22 September 2012
One of the greatest challenges facing those managing slope hazards is knowing how to deal with slopes that are, or have been, actively deforming without failing to date. Many slopes show prolonged periods of active deformation – creep type movements – without ever failing, whilst others undergo periods of rapid movement before self-stabilising. Being able to separate out those that are likely to collapse from those that will not is very important, and very difficult. The following three images from my field work in New Zealand this week illustrate the problem. First, this slope shows many signs of prolonged creep-type deformation:
Note the multiple sub-parallel ridges running across the slope near to the crest. These are typical of actively deforming large rockslopes, indicating zones of tension as the slope moves. Almost all large, old rock slopes have these features. Often they are much more pronounced than this. In most cases they do not indicate an imminent problem.
This is the Coleridge rock avalanche on the eastern side of the Southern Alps, across the Canterbury Plain from Christchurch. There are two main failure events here – the scar is clearly visible as the scoop that have been taken out of the hillside. The debris extends a couple of kilometres or so from the source area, and can be seen as the densely vegetated mass below the scar (i.e. in the foreground):
But look carefully into the scar area and you’ll see that there is a large block of material that has displaced from the crest of the landslide, and then stalled without collapsing. This is the block with trees growing on it in the upper centre of the scar. This block appears to have moved some tens of metres before ceasing its movement. In fact this sort of feature is very common in large rock avalanches in New Zealand. It is not clear to me as to how and why they form in this way.

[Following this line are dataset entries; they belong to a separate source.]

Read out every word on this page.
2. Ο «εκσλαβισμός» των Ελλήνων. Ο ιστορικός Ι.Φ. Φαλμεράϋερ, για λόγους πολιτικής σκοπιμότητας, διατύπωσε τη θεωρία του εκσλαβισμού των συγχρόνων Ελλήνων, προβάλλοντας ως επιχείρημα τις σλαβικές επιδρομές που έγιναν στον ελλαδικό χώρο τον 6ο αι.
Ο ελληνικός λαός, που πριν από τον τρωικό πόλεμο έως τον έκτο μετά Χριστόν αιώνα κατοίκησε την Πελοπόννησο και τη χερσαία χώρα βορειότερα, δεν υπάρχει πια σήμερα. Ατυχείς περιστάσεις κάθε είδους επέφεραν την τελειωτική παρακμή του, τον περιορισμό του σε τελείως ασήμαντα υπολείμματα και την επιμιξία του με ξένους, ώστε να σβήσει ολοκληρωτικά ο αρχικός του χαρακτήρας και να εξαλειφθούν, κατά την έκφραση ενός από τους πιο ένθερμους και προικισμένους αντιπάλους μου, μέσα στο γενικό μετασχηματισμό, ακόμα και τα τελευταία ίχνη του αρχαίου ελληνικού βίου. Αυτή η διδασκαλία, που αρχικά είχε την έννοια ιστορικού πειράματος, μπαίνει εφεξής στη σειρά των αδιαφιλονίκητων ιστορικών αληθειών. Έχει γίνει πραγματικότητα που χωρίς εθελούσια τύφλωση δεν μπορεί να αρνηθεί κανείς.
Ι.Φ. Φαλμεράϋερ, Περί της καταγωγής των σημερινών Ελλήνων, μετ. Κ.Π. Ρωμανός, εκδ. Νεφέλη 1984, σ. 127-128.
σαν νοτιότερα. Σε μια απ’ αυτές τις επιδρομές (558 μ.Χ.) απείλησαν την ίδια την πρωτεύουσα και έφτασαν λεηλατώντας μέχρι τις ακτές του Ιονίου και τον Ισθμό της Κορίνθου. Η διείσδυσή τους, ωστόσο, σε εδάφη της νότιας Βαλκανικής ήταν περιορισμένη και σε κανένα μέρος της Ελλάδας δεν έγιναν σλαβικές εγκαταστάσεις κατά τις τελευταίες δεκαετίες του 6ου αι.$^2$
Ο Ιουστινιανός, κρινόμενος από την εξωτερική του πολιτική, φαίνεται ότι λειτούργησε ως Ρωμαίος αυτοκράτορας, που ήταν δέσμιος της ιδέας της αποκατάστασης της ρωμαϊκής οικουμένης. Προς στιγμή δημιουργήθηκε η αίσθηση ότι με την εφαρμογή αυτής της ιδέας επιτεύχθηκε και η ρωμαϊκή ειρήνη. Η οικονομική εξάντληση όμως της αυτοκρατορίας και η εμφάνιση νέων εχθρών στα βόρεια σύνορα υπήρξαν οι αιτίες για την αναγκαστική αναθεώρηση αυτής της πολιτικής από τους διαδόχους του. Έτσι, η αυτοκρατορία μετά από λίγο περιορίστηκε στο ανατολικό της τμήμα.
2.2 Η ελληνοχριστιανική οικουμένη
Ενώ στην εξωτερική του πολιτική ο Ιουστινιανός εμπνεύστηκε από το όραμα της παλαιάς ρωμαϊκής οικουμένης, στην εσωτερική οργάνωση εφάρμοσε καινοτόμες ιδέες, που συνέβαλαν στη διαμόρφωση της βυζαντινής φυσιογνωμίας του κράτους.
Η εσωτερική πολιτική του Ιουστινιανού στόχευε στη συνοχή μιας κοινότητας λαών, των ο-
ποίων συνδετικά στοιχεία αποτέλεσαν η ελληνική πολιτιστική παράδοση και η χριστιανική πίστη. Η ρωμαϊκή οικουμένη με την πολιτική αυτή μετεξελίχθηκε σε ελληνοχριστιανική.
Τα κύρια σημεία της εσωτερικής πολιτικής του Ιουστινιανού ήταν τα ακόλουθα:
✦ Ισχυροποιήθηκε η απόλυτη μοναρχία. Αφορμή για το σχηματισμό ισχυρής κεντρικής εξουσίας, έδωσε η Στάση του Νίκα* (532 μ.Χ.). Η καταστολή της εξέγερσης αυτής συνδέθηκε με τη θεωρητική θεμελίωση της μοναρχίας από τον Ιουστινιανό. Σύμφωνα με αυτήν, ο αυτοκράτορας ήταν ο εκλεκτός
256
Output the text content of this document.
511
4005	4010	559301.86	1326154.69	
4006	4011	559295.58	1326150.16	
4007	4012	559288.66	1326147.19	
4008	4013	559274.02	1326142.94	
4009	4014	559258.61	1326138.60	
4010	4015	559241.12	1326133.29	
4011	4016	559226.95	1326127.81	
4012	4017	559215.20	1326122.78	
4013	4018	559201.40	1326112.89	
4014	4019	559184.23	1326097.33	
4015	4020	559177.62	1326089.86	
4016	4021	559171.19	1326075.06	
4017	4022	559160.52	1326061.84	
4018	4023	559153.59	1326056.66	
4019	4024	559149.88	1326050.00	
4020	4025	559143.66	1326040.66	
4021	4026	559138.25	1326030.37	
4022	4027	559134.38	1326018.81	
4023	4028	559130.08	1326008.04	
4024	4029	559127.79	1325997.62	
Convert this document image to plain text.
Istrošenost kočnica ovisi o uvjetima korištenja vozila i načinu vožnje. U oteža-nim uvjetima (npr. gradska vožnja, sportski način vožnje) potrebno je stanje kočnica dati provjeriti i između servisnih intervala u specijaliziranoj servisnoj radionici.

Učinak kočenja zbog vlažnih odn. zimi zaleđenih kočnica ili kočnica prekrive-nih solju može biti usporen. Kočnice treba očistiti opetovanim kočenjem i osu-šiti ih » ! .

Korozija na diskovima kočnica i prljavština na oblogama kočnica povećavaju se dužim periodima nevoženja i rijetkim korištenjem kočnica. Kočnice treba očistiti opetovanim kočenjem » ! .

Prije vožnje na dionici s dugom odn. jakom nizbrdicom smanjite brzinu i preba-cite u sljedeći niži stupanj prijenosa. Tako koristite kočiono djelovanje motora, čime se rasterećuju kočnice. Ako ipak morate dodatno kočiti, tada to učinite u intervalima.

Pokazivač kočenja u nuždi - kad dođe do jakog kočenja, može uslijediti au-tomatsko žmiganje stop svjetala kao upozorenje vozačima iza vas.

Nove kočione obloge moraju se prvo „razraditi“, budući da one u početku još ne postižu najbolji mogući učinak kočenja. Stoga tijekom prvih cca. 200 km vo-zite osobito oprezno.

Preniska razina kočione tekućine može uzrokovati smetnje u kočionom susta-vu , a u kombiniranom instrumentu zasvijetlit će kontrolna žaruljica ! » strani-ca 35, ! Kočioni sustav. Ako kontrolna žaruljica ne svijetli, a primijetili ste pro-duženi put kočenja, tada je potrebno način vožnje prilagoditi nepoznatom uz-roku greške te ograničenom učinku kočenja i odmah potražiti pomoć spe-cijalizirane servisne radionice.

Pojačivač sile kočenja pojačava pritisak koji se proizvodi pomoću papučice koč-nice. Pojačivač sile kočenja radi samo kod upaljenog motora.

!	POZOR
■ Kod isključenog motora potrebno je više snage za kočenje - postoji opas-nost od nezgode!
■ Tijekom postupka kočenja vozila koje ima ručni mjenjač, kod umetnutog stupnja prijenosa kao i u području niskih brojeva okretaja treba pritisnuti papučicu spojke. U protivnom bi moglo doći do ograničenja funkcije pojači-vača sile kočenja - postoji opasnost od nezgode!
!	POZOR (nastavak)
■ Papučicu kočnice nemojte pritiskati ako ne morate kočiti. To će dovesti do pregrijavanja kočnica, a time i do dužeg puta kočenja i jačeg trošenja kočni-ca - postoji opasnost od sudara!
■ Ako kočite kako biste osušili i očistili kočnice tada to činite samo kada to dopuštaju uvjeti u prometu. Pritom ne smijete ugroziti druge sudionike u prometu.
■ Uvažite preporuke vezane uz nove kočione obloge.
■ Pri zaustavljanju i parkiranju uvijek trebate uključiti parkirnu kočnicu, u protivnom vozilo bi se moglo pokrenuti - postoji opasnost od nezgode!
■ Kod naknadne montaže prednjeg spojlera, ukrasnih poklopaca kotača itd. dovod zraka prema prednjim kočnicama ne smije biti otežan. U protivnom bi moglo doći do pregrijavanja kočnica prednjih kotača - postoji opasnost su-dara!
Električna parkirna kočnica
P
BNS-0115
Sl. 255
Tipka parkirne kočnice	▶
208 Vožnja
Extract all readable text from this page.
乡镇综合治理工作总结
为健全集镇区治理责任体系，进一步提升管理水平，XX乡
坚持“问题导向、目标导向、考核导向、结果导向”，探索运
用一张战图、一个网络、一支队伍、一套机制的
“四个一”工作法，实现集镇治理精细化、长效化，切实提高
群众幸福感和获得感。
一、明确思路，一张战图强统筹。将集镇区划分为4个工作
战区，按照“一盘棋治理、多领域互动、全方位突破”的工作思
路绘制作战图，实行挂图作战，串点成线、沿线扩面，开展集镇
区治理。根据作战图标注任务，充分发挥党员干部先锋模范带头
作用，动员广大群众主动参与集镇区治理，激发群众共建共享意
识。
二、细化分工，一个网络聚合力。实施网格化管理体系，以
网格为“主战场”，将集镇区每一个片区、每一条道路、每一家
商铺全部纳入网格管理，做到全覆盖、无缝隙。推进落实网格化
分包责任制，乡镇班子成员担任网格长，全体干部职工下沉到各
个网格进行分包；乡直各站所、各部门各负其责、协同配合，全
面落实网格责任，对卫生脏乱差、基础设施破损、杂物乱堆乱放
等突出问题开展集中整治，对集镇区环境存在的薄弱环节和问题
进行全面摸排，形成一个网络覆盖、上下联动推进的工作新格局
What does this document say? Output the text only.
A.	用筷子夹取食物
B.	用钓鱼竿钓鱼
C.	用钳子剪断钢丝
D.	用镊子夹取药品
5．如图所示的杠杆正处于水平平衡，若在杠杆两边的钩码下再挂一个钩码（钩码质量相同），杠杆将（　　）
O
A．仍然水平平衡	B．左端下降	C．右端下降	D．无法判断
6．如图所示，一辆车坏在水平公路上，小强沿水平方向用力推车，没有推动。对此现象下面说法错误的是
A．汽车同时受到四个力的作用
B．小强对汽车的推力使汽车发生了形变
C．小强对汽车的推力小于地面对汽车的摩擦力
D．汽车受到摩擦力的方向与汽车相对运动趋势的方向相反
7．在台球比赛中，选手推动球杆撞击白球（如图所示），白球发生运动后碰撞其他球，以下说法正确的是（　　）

Finally, many slopes show much more active deformation without collapse (although in this case the hazard is often rather more elevated). This is a large landslide between Porters Pass and Arthurs Pass:
In this case a large mass has already failed, leaving behind multiple deformed blocks on the hillside. It is hard to know without more detailed investigation just how much movement is occurring at this site, or how likely it is that the staled masses will fail. I would certainly not want to be near that slope in a large earthquake though!